In all four experiments, the saliency maps for both CE and HRR loss are observed and analyzed. In all of the cases, HRR puts more attention toward the boundary regions whereas the network trained with CE loss puts attention on both the inside and output of objects along with the boundary regions. Sample images of the boundary representation test and the corresponding saliency maps for both of the loss functions are given in the following figure. In all cases with the CE loss, we can see spurious attention placed on empty regions of the input - generally increasing in magnitude with more items. By contrast, the HRR loss keeps activations focused on the actual object edges and appears to suffer only for large n when objects are placed too close together.

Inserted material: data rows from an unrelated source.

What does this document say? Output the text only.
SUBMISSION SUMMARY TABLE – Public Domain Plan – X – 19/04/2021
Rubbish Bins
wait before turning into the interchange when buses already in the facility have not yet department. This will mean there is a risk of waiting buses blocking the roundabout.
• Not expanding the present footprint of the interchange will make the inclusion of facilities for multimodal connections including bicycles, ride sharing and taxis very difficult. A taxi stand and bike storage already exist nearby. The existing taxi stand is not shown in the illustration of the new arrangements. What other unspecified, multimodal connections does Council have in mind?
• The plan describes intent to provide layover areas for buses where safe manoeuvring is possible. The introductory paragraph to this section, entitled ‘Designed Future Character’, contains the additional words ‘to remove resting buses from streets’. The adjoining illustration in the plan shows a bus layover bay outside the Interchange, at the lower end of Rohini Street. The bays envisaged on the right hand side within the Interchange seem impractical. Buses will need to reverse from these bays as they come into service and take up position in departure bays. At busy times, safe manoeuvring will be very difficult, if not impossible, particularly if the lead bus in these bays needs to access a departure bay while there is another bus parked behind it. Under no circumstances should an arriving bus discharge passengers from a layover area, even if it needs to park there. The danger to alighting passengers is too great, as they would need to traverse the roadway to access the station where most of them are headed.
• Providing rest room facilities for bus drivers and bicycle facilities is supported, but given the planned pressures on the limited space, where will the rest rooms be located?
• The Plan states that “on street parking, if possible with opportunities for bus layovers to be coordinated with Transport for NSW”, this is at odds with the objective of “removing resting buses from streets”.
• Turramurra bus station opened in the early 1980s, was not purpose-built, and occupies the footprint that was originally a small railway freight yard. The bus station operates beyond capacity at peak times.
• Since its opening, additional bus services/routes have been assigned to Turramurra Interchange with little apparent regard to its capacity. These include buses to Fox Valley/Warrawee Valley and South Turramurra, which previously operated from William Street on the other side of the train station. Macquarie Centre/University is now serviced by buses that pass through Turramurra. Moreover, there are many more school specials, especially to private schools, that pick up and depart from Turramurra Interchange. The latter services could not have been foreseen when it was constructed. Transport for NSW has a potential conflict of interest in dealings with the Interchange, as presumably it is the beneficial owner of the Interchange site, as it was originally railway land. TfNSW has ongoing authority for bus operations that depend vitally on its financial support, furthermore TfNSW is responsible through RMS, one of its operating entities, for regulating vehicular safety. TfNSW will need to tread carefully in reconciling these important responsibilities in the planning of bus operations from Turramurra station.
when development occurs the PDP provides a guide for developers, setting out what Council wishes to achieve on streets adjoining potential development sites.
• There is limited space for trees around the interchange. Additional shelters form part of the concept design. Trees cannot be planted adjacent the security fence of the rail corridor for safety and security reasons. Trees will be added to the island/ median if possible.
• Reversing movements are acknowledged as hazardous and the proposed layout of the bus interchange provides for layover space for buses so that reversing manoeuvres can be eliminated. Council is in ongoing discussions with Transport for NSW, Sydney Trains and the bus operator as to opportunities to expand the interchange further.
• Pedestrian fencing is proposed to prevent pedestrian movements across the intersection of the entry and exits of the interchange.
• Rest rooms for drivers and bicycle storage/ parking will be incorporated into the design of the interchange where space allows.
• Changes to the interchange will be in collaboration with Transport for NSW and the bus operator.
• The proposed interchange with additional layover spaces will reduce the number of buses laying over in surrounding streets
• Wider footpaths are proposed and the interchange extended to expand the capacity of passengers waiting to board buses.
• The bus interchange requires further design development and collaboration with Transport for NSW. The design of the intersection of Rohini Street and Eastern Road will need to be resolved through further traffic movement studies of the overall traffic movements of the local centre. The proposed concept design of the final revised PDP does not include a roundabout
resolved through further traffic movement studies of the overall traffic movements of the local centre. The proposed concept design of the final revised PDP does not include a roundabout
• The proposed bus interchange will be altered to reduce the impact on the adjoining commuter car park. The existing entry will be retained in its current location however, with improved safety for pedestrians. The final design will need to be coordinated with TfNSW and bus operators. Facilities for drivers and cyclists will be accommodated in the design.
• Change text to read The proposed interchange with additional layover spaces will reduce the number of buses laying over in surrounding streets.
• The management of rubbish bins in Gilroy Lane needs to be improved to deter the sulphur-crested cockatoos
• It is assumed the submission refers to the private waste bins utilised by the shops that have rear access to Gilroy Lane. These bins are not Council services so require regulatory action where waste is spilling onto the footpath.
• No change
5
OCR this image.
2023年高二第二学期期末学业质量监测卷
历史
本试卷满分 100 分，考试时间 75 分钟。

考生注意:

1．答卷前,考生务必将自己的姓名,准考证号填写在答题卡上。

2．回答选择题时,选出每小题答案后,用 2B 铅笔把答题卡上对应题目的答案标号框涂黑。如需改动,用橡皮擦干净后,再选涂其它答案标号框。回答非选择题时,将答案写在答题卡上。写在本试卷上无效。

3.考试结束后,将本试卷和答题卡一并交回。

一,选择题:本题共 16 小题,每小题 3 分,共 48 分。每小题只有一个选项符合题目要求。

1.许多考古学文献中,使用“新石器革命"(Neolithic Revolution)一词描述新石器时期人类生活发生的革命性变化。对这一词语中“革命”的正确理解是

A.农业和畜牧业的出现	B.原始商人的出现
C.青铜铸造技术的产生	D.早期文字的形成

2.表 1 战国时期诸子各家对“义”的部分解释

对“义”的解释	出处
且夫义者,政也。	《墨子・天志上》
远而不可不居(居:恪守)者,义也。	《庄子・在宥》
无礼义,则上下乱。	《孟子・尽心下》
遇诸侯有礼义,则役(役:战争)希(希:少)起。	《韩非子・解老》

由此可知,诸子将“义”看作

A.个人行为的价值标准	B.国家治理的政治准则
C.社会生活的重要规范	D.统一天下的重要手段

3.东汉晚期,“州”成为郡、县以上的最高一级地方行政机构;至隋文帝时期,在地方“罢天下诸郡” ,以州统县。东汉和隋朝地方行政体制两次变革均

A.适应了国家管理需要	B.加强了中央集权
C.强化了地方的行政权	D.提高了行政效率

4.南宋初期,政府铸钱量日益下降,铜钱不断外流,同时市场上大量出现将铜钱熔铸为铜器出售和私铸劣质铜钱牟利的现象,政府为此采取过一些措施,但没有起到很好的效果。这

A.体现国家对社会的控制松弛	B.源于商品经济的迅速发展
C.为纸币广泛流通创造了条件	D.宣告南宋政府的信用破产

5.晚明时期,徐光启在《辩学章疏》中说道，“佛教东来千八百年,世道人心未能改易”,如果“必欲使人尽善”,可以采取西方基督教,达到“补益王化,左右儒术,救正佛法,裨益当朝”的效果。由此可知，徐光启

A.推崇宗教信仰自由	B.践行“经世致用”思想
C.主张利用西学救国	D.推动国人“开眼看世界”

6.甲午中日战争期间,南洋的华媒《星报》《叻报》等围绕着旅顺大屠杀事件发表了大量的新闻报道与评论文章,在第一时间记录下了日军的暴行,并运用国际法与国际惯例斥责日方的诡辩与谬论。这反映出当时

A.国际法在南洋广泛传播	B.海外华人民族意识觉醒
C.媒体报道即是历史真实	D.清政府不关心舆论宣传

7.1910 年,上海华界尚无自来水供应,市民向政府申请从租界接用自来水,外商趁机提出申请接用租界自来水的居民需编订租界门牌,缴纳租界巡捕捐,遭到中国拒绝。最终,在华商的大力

Moreover, based on the observation of saliency maps of correct and incorrect predictions following conclusions are made:

  • Even when the CE-based model is correct, its saliency map indicates it uses the inside region of an object and the area around the object/background toward its prediction in almost all cases.
  • When the HRR-based model is correct, the edges of the objects in the saliency map are usually nearly complete, and large noisy activations can be observed surrounding the boundary regions.
  • When the CE-based model is incorrect, it often has two objects that are near each other.
  • When this happens, the CE saliency map tends to produce especially large activations between the objects, creating an artificial "bridge" between the two objects.
  • When the HRR-based loss is incorrect, it tends to have a saliency map that is either 1) activating on the inside content of the object, or 2) has large broken/incomplete edges detected for the object.

Bonus: In the beginning, the title of the readme has a leaf emoji. Without looking at that now, how many leaves were there?